Ressources transversales

  • La Banque mondiale publie de nombreux indicateurs désagrégés par sexe et sexo-spécifiques sur l’agriculture, l’éducation, la santé, le développement social ou encore la pauvreté. La base des Indicateurs de développement dans le monde contient notamment une section « Genre et parité hommes-femmes ».
    • En 1975, 70% des filles et jeunes femmes de 15 à 24 ans étaient alphabétisées (84,4% des garçons et des jeunes hommes), 78,9% en 1990 (87,4% des hommes) et 90,3% en 2018 (92,9% des hommes).
    • En 2019, 25,7% des femmes et 27,6% des hommes ayant un emploi travaillaient dans le secteur agricole.
    • 1,4% des femmes et 3,4% des hommes ayant un emploi sont chefs d’entreprise.
    • 34,5% des entreprises mondiales sont détenues par des femmes.
    • En 2018, 51,9% des personnes de plus de 15 ans ayant le VIH étaient des femmes, une proportion en constante augmentation depuis 1990 où elles représentaient 44% des porteurs du virus.
    • Le taux de fécondité chez les adolescentes est passé de 86 naissances pour 1 000 filles âgées de 15 à 19 ans en 1990, à 42 naissances en 2018.
  • Equal Measures 2030 présente des données sur l’égalité de genre en lien avec les Objectifs de développement durable dans 129 pays.
    • 2,1 milliards de filles et de femmes vivent dans 67 pays qui, avec leur rythme actuel, n’atteindront pas d’ici 2030 des objectifs clés sur l’égalité de genre (accès à la contraception, éducation des filles, leadership politique, lois sur l’égalité sur le lieu de travail, et sécurité).
    • Equal Measures a également publié un supplément présentant des données en lien avec les Coalitions d’Action :
      • 13 millions de filles et de jeunes femmes de moins de 20 ans ont accouché en 2019.
      • 51 millions de femmes et de filles vivent dans des pays qui ne comptent pas une seule femme ministre au gouvernement, et plus de 650 millions de filles et de femmes dans 64 pays n’ont jamais connu de femme élue ou nommée à la tête de leur État ou gouvernement.
      • 28% des chercheurs en science, technologie, ingénierie et mathématiques sont des chercheuses.
      • 80% des personnes déplacées climatiques sont des filles et des femmes.
  • Le rapport annuel de l’OCDE sur la Coopération pour le développement comporte des profils pays dans lesquels sont présentées les données sur l’aide officielle au développement analysée selon le « marqueur genre ». Ainsi en 2018, 42% des engagements d’aide bilatérale vérifiable des pays du CAD avaient l’égalité entre les sexes et l’autonomisation des femmes pour objectif principal ou significatif.
  • Le projet Social Institutions and Gender Index de l’OCDE (2019) présente des données et fiches pays sur le niveau de discrimination dans les lois, normes et pratiques de 180 pays sur de nombreux thèmes : mariage d’enfants, héritage, travail domestique et de soin non-rémunéré, violence conjugale, droits reproductifs, accès à la terre et aux biens non-fonciers, droit du travail, participation à la vie politique, ou accès à la justice.

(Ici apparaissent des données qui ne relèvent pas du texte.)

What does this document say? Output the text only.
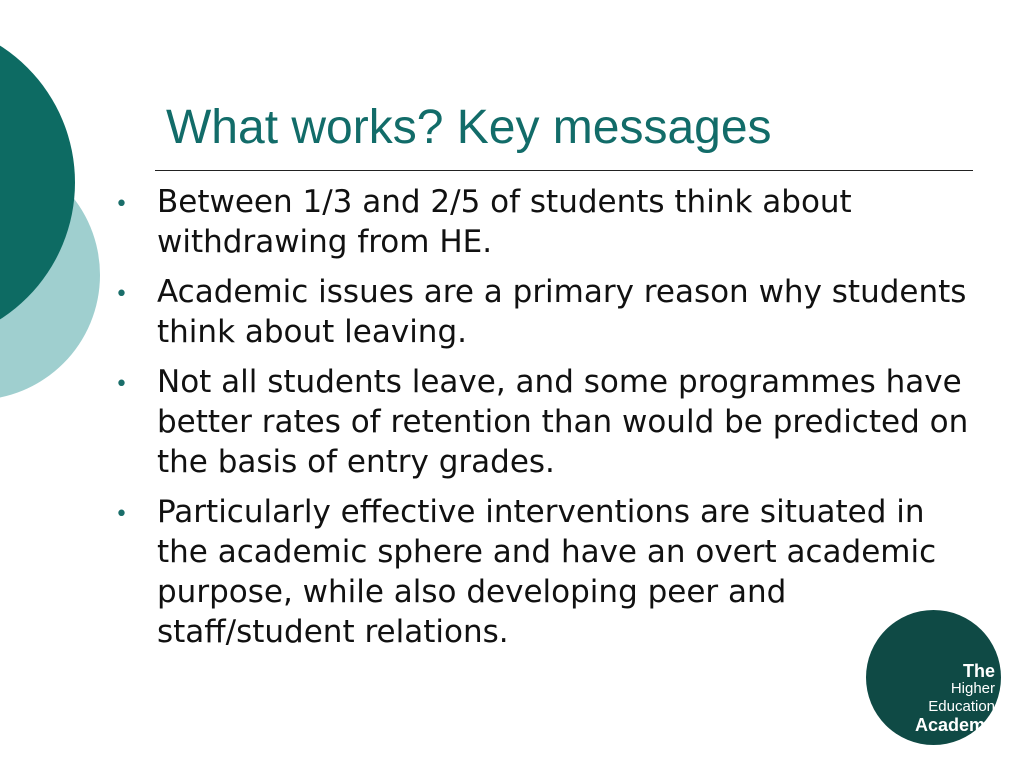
What works? Key messages
• Between 1/3 and 2/5 of students think about withdrawing from HE.
• Academic issues are a primary reason why students think about leaving.
• Not all students leave, and some programmes have better rates of retention than would be predicted on the basis of entry grades.
• Particularly effective interventions are situated in the academic sphere and have an overt academic purpose, while also developing peer and staff/student relations.
The
Higher
Education
Academy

Des données clés au niveau mondial sont résumées ici, et les données par pays sont présentées dans la base Égalité femmes-hommes, institutions et développement.
    • 16% des filles de 15 à 19 ans ont été mariées avant leur 18e anniversaire, contre 19% en 2012. À ce rythme, 100 ans seront nécessaires pour éradiquer le mariage des filles.
    • Dans 27 pays, les femmes mariées sont légalement obligées d’obéir à leur mari, et dans 16 d’entre eux elles s’exposent à des sanctions légales si elles ne le font pas.
    • 31% des femmes ont déjà subi des violences de la part de leur partenaire, 27% des femmes déclarent qu’il est justifié qu’un mari frappe ou batte sa femme dans certaines circonstances (si elle sort sans le lui dire, si elle néglige les enfants, si elle argumente avec lui, si elle refuse d’avoir des rapports sexuels avec lui ou si elle brûle la nourriture).
    • Dans 119 pays sur 180, l’accès à l’avortement est soumis à des conditions.
    • Dans 88 pays sur 180, les femmes n’ont pas le droit d’exercer certaines professions dans les mêmes conditions que les hommes et dans 24 pays elles ont besoin de la permission de leur mari ou tuteur légal pour travailler.
    • 47% de la population mondiale pense que les hommes sont de meilleurs décideurs politiques que les femmes.
    • Dans 125 pays, les femmes sont plus susceptibles que les hommes de se sentir en insécurité lorsqu’elles marchent seules la nuit dans le quartier où elles vivent.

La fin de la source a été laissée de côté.